I am encountering a problem concerning Reproducing Kernel Hilbert Spaces (RKHS) in the context of machine learning using Support Vector Machines (SVMs).
With refernece to this paper [Olivier Chapelle, 2006], Section 3, I will try to be brief and focused on my problem, thus I may avoid giving rigorous description of what I am using below.
Let the following optimization problem: $$ \displaystyle \min_{\mathbf{w},b}\: \lVert\mathbf{w}\rVert^2 + C\sum_{i=1}^{n}L(y_i, \mathbf{w}\cdot\mathbf{x}_i+b), $$ where $L(y,t)=\operatorname{max}(0,1-yt)$ is a loss function, the so-called "hinge loss". Trying to introduce kernels, in order to consider non-linear SVMs, the author reformulates the aforementioned optimization problem, looking for a function in a RKHS, $\mathcal{H}$, that minimizes the following functional: $$ F[f]=\lambda\lVert f \rVert^2_\mathcal{H} + \sum_{i=1}^{n}L(y_i, f(\mathbf{x}_i)+b). $$ I understand the following of his work; my question is the following: What if I had some other loss function (not the hinge-loss above), which is not expressed solely by the inner product $\mathbf{w}\cdot\mathbf{x}_i$, which -if I understand correctly- is "replaced" by $f(\mathbf{x}_i)$, but instead I had some loss function of the form: $$ \mathbf{w}\cdot\mathbf{x}_i+b+\sqrt{\mathbf{w}^TA\mathbf{w}}, $$ where $A$ is a positive-definite symmetric matrix? I mean, is there any way of expressing the above quadratic form ($\sqrt{\mathbf{w}^TA\mathbf{w}}$) using the function $f$, such that I can express my optimization problem in the context of RKHS?
On the other hand, the theory suggests that, whatever the loss-function, $L$, is, the solution of the above reformulated problem would be in the form: $$ f(\mathbf{x})=\sum_{i=1}^{n}\alpha_ik(\mathbf{x}_i, \mathbf{x}), $$ where $k$ is the kernel associated with the adopted RKHS. Have I understood that correctly? The solution would be the above even if my loss function included terms like $\sqrt{\mathbf{w}^TA\mathbf{w}}$?
I would like to clarify my final question as descibed by the discussion with @Joel above (see the comments).
Let $\mathbf{w}=(w_1,\ldots,w_n)^T$, $\mathbf{x}_i=(x_{i1},\ldots,x_{in})^T\in\mathbb{R}^n$, $i=1,\ldots,m$, and $A=\big(a_{ij}\big)_{i,j=1}^{n}$ an $n\times n$ symmetric positive definite real matrix.

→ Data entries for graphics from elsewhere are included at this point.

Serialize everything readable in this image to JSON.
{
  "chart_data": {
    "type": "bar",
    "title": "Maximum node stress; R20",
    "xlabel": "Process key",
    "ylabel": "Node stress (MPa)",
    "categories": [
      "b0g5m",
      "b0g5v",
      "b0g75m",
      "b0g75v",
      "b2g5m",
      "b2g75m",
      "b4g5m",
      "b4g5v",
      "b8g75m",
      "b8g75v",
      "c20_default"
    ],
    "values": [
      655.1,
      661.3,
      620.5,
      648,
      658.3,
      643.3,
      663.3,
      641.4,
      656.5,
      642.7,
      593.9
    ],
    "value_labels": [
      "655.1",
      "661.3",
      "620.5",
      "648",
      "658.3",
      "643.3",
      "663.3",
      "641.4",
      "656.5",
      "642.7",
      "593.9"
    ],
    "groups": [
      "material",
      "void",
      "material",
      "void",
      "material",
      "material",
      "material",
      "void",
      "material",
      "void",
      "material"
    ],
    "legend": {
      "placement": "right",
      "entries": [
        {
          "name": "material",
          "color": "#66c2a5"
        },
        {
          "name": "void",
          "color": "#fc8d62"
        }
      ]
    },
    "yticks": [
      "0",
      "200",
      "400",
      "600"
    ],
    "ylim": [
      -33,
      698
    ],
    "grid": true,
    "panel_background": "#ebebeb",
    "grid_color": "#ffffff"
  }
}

Let's suppose that we would like to minimize the following quantity with respect to $\mathbf{w}$
$$ J =\mathbf{w}\cdot\mathbf{w} + \sum_{i=1}^{m}\mathbf{w}\cdot\mathbf{x}_i + \mathbf{w}^TA\mathbf{w}. $$
Instead of the above optimization problem, we choose to look for a function $f$ that minimizes a functional, so that the problem remains equivalent with the first one. Let this function belong to a Reproducing Kernel Hilbert Space $\mathcal{H}$. The appropriate functional should be of the form $$ \Phi[f]= \big\lVert f \big\rVert^2_{\mathcal{H}} + \sum_{i=1}^{m}f(\mathbf{x}_i) + \cdots, $$ but I do not know how to express the quadratic form $\mathbf{w}^TA\mathbf{w}$ in terms of f. May you help?
What I have thought so far is as follows. We have "replaced" the quantity $\mathbf{w}\cdot\mathbf{w}$ by the norm $\big\lVert f \big\rVert^2_{\mathcal{H}}$, so we probably could write $$ \mathbf{w}^TA\mathbf{w} = \mathbf{w}^T\big(LDL^T\big)\mathbf{w} = \mathbf{w}^T \big(LD^{1/2}\big)\big(LD^{1/2}\big)^T \mathbf{w} = \mathbf{w'}\cdot\mathbf{w'}, $$ where $\mathbf{w'}=\Big(LD^{1/2}\Big)^T\mathbf{w}$. Could we then find a connection between the norm we should use instead?